Published in the UK in 1938, “From Tsardom to the Stalin Constitution” by W. P. and Zelda K. Coates is an excellent history of the Soviet Union and the impressive achievements of the Soviet working-class under the leadership of Joseph Stalin.
Considering the year this book was published it is difficult to imagine this book causing anything less than a violent uproar by bourgeois scholars and politicians in the U.S. and Western Europe. The Coates challenged all bourgeois lies and distortions of the Soviet Union, Joseph Stalin, and socialism. Since these same bourgeois lies and distortions continue to be propagated today, most of what the Coates wrote is still relevant more than 80 years after the book was published. In other words, this book has stood the test of time.
This book offers an excellent introduction to the Soviet Union and to socialism for anyone unfamiliar with either. That being said, for a seasoned and well-read scholar of the Soviet Union (like me!), the book mostly contains dry and repetitive economic and social statistics that have also been documented by other socialist scholars, including much more recent (ex. 1970s-90s) ones.
Except for the last chapter.
It is the final chapter of this book that makes it one of the most exceptional books I have ever read on the Soviet Union. The final chapter addresses the so-called “Show Trials” of Bukharin, Zinoviev, Rykov, and other Bolsheviks in 1930s, for which I happen to own the first edition English translations of the court minutes and testimonies. In this chapter the Coates offer a detailed and superb historical analysis of the trials.

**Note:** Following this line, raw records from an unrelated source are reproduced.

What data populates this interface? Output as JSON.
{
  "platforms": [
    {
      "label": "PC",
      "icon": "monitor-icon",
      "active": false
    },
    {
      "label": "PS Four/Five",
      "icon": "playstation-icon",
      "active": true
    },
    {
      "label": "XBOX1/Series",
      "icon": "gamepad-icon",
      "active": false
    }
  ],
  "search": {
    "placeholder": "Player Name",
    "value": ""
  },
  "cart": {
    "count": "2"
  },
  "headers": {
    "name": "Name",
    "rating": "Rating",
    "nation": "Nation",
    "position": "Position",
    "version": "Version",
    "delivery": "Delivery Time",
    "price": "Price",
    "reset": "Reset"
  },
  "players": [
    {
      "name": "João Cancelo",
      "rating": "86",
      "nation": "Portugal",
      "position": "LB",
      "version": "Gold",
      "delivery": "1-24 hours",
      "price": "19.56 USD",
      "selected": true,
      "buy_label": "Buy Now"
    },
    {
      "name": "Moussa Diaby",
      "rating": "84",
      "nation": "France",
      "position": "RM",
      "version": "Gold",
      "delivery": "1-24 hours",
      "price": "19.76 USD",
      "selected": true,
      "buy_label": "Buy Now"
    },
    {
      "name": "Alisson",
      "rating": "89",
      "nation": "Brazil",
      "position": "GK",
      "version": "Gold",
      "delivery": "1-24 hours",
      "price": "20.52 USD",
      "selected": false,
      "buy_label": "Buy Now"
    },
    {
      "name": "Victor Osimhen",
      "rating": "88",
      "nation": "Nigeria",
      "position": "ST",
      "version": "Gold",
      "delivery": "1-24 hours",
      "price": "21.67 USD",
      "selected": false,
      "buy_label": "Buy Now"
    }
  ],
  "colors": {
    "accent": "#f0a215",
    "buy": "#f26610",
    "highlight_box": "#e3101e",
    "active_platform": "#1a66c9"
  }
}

The Coates first address the role of Stalin in these trials: “Those who regard these trials as a measure of personal revenge on the part of Stalin against Trotsky and the other accused will be surprised to learn that it was precisely Stalin who in the early days of the opposition whilst fighting them with arguments for all he was worth, nevertheless stood out strongly against any idea of their expulsion from the Party” (p. 286) In 1924, when the ‘Leningrad Faction’ led by Zinoviev demanded the expulsion of Trotsky, Stalin and the Central Committee rejected Trotsky’s expulsion. As Stalin said: “We could not agree with Zinoviev and Kamenev because we realized that the policy of expulsion was a peril to the Party, that this method of chopping, of blood-letting — and they were out for blood — was dangerous, infectious. To-day one may be expelled, to-morrow another, the day after it will be a third — and what will be the result?” (P. 287). Later, when Bukharin in the course of a speech told the kulaks to “get rich,” once more the Leningrad faction of Zinoviev, Kamenev, etc. wanted blood; and once more, Stalin and the Central Committee refused. “You demand Bukharin’s blood,” Stalin told Zinoviev, “we shall not give you his blood” (p. 287) In December 1925, Stalin again came out in favour of unity of the Party: “We are against scissions in the Party” (p. 287). As the Coates write, “Throughout this period and up to the end of 1934, the only repressive measures brought to bear on the opposition was the dismissal of its leaders from important positions in the Government and expulsion form the Party” (p. 289). Some, such as Trotsky, were expelled from the USSR, and others, such as Zinoviev, Kamenev, etc., were expelled from certain cities, but none of them were tortured, tried, or killed.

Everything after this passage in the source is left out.